Re: BOM and principle of least surprise

Nick Ing-Simmons (nick(_at_)ing-simmons(_dot_)net) writes:

Erland Sommarskog <sommar(_at_)algonet(_dot_)se> writes:

I would really expect someone to have done this already, but I see no
reference to such a module. Or layer-directive like "<:use-bom" to open
the file. And then some way to open an output file "same mode as that
handle".


Seems you are the 1st (at least to care) - so in true OpenSource 
spirit you would write the module and contribute it.


Unfortunately my field of expertise is not in the area of C++ programming
or Perl internals. Believe me, you would not want to see my miserable
code entered into the Perl code base. :-)

I guess, that if I want to write a utility which can handle Unicode 
files, that I will implement the file-opening in Perl in some private
module.

Many _programs_ yes. So when you write a perl _program_ you can 
handle it. C++ language doesn't do this for you, why should Perl?
Now there may well be a C++ _library_ which does this, so there 
could be a perl _library_ (module) which did it too.


But Perl is not C++. C++ is a strongly typed language where you use
different functions for 8-bit and Unicode data. Perl is also a higher-
level language that does more work for me.
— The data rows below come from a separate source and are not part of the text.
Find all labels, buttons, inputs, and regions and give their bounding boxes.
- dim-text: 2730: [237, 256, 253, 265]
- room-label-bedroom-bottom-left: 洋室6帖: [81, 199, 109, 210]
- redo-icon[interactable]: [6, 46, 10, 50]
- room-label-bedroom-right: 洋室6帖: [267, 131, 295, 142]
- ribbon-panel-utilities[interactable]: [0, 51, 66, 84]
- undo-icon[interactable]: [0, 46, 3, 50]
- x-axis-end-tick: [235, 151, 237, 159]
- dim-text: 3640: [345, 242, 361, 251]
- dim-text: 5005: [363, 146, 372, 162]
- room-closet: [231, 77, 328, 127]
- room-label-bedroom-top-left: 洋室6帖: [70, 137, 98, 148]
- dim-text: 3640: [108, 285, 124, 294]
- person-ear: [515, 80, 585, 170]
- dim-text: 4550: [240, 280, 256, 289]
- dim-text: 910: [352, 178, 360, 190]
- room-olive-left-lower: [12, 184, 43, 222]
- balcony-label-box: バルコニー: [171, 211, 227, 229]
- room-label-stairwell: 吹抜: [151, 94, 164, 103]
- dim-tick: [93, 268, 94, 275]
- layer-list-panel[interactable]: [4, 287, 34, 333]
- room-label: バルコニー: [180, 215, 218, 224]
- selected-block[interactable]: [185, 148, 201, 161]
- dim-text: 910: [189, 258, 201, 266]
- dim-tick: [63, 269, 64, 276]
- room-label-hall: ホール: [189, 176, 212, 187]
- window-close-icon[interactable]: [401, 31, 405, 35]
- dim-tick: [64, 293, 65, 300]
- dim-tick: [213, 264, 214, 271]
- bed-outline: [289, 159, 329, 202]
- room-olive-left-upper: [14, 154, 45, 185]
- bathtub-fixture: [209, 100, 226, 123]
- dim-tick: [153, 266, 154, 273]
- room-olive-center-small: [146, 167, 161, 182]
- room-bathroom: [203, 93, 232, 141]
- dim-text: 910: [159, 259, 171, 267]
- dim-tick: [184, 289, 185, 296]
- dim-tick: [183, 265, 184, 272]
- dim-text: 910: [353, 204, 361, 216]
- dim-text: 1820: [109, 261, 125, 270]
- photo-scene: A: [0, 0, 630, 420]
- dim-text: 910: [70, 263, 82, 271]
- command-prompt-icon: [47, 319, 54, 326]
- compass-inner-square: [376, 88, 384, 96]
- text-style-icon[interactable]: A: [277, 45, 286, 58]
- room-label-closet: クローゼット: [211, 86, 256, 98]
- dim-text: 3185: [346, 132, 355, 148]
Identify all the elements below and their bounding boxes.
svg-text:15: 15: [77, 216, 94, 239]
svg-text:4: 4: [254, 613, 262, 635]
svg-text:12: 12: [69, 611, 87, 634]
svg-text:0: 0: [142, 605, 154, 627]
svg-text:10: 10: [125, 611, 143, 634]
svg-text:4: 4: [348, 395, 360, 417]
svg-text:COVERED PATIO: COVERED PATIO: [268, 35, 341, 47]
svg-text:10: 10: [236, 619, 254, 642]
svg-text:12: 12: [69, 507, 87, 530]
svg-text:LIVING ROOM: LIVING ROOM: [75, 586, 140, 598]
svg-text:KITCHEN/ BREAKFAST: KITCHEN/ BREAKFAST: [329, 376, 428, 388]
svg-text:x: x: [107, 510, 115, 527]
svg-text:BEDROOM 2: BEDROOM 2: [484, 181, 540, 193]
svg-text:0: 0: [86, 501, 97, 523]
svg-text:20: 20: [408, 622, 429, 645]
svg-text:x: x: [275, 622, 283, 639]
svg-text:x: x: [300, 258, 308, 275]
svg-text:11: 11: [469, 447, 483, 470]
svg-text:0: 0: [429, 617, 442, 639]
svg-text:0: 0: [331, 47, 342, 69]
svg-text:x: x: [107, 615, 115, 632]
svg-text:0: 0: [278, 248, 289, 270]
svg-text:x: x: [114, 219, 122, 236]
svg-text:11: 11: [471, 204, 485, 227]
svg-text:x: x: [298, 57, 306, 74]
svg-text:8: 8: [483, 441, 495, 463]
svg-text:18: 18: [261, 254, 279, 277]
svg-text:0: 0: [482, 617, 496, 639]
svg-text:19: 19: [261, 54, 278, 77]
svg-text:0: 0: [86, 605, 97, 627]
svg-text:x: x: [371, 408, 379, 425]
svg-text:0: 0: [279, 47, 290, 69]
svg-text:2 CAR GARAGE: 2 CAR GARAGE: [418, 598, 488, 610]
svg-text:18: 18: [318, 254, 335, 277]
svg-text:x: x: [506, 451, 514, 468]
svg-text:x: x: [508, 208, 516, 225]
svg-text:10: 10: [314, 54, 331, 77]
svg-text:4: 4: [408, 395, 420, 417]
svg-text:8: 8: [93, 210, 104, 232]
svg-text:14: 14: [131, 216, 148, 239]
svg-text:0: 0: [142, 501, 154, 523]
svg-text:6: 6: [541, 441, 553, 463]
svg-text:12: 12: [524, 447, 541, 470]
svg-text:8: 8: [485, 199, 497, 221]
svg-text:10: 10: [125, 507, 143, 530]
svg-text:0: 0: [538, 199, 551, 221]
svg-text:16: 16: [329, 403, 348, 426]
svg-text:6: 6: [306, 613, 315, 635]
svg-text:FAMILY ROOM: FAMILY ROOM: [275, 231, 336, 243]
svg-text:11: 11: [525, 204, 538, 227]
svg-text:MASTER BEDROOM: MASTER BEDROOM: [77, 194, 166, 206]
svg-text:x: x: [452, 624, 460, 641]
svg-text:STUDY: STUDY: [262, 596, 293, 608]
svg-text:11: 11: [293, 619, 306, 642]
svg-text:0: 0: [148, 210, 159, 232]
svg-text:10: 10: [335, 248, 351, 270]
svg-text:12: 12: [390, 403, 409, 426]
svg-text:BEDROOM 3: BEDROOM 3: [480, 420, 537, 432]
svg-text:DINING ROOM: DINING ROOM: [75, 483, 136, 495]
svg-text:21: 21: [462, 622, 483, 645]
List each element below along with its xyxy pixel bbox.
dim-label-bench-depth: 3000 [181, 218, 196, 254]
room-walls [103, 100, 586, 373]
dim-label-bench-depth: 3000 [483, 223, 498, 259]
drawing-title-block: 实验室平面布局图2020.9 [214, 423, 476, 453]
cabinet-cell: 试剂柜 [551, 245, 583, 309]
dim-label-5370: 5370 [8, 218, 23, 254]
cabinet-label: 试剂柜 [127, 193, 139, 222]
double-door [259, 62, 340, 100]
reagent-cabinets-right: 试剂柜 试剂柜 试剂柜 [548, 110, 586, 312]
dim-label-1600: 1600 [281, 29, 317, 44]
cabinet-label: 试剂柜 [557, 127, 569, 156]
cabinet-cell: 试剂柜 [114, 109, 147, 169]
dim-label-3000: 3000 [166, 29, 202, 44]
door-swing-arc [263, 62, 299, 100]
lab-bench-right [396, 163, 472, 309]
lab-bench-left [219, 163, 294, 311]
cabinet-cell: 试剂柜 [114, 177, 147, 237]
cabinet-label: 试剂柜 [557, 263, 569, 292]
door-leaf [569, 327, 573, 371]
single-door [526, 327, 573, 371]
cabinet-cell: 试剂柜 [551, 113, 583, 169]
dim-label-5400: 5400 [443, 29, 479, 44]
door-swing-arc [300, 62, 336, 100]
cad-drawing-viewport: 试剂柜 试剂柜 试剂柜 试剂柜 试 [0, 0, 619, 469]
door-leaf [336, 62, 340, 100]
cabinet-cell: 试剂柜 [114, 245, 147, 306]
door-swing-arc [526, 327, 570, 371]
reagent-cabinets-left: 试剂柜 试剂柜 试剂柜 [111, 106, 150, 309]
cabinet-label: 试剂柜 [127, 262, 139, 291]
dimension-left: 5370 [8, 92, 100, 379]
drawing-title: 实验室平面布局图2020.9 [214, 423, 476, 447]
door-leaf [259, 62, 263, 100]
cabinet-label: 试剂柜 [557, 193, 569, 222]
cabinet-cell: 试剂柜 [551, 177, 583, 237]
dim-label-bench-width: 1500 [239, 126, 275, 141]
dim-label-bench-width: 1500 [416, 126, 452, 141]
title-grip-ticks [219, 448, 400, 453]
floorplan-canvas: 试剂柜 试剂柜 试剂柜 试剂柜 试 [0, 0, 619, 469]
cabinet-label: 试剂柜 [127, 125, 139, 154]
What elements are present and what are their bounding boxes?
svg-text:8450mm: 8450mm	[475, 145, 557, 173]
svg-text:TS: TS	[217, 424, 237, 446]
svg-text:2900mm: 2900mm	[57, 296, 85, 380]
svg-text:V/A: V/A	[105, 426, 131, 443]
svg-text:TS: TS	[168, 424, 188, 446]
I'd say that it would be
perfectly in the spirit of Perl to magically handle file as ASCII or
Unicode without me having to bother.

It would seem best place to do this would be to change 
the initial layer in Win32 to a new layer (say :bomcrlf).
This layer would get popped on binmode() - fixing above.
It would look at 1st few bytes it got from OS and then if it was 
a BOM push an encoding() layer beneath itself and mutate into 
a :crlf layer with UTF8 flag set.


Yes, that sounds like a good way that would ensure compatibility and
still give me what I want. When is Santa coming to town? :-)

However, that does not really help when the Perl script itself is in
UTF-16 or UTF-8.
 
Anyway, thanks for all the replies. This is not really a big deal for
me at the moment. I was just puzzled by the results of my tests. Since
I working with a module that will support Unicode data, I'm a little
nervous that I will get questions from users about the topic.

-- 
Erland Sommarskog, Stockholm, sommar(_at_)algonet(_dot_)se